Navalny “regrets” nothing, a year after his arrest

(Moscow) The main Russian opponent Alexei Navalny said he had no regrets on Monday, a year to the day after his arrest on his return to the country, calling on Russians not to be afraid despite the repression.

Posted at 7:47 a.m.

Andrea PALASCIANO
France Media Agency

“I did it, I don’t regret it for a second,” he wrote on social media, about his fight against the Kremlin and his return to the country despite the likelihood of his arrest after months. of convalescence.

His arrest was the starting point for a wave of repression against the opposition, the media and civil society deemed critical of the authorities and Vladimir Putin.

The opponent, once omnipresent in the demonstrations and on social networks, now only expresses himself in written messages online relayed by his lawyers.

“After a year in prison, I tell you what I shouted to those (who supported me then) in court: do not be afraid,” said the opponent again. “This is our country and we have no other.”

His post on Monday is accompanied by a photo of him in prison uniform with his wife, Yulia.

On Monday, he also appeared by video in a court in Petushki, in the Vladimir region, east of Moscow, where he is imprisoned, for two complaints he filed against the prison administration.

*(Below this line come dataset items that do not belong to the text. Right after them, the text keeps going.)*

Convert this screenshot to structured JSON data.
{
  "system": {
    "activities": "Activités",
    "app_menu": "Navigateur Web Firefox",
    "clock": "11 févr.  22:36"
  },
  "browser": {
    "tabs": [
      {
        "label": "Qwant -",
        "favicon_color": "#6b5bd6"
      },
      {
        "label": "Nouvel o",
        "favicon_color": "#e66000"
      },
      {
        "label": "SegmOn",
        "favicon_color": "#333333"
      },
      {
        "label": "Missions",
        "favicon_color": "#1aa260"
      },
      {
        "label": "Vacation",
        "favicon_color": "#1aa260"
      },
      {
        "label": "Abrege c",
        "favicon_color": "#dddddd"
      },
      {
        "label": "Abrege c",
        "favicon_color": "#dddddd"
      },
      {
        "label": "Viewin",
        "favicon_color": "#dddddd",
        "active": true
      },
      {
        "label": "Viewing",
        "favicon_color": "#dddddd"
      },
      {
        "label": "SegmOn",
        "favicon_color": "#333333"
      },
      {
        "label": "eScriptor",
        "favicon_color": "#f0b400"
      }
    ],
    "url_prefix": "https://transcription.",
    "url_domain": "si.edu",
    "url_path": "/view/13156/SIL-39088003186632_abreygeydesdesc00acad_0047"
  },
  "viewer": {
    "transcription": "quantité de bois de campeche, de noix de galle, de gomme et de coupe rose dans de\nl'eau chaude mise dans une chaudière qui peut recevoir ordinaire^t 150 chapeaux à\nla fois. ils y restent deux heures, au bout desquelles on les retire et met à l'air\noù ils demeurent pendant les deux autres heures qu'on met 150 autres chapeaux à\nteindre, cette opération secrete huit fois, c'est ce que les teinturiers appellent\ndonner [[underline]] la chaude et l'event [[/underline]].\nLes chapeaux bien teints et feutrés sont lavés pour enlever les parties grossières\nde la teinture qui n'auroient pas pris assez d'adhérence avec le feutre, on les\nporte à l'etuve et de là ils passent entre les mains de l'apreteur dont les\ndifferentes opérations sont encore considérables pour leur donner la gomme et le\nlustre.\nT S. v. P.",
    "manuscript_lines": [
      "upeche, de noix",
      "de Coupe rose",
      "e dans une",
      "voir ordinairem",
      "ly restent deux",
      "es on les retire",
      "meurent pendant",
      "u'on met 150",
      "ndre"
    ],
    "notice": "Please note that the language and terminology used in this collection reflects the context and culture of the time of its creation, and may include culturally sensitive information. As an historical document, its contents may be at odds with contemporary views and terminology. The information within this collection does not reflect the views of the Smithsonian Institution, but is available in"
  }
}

Mr Navalny was taking part in the hearing via video link, locked in a cage and dressed in an inmate uniform, according to footage from independent online channel Dojd.

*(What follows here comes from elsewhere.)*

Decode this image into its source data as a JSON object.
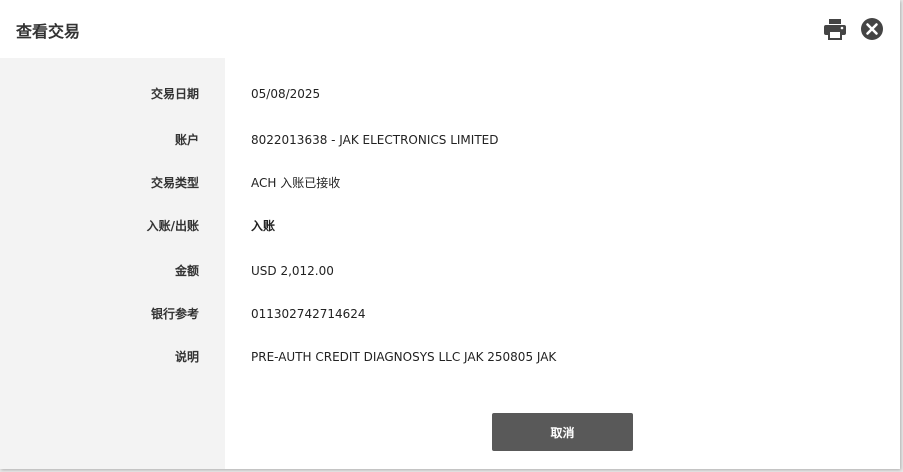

Alexei Navalny was arrested on January 17, 2021 in Moscow, on his return from convalescence in Germany after a serious poisoning in Siberia in August, for which he holds President Putin responsible.

Russia has never opened an investigation into this assassination attempt, claiming to have no clues to this effect and accusing Berlin of not sharing the opponent’s medical analyzes.

This militant defender of the corruption of the Russian elites was then given a sentence of two and a half years in prison in a case of “fraud” which he describes as political.

This condemnation sparked a torrent of international condemnations and new Western sanctions against Moscow.

One of his lieutenants who now lives in exile, Leonid Volkov, estimated on Monday on social networks that January 17 “would go down in history as the beginning of the end of Putinism”.

New trial in sight

The arrest of Alexei Navalny sparked several days of protests a year ago, but they were quickly and brutally suppressed.

Then it was his movement that was banned in June for extremism, while opponents, media and NGOs deemed critical of the Kremlin suffered a growing wave of repression. Many personalities have chosen exile for fear of being imprisoned.

Mr. Navalny is also the target of new prosecutions for “extremism”, which could allow him to be kept in prison for many years.

According to him, he will soon be “in court” in another case, the charge of which he did not specify on Monday.

The repression of his movement was followed by increasing pressure on media critical of the Kremlin and NGOs, designated at all costs “foreign agents”, an infamous label that greatly complicates their work, under penalty of serious legal problems.

Last December, the NGO Memorial, a pillar of the defense of human rights and a guardian of the memory of the victims of the Gulag, was banned by the Russian courts for not having respected its obligations as an “agent of the ‘foreigner “.

This repression is also illustrated on the internet and Russia constantly sanctions large digital companies, especially foreign ones, accused in particular of not erasing content linked to the opposition.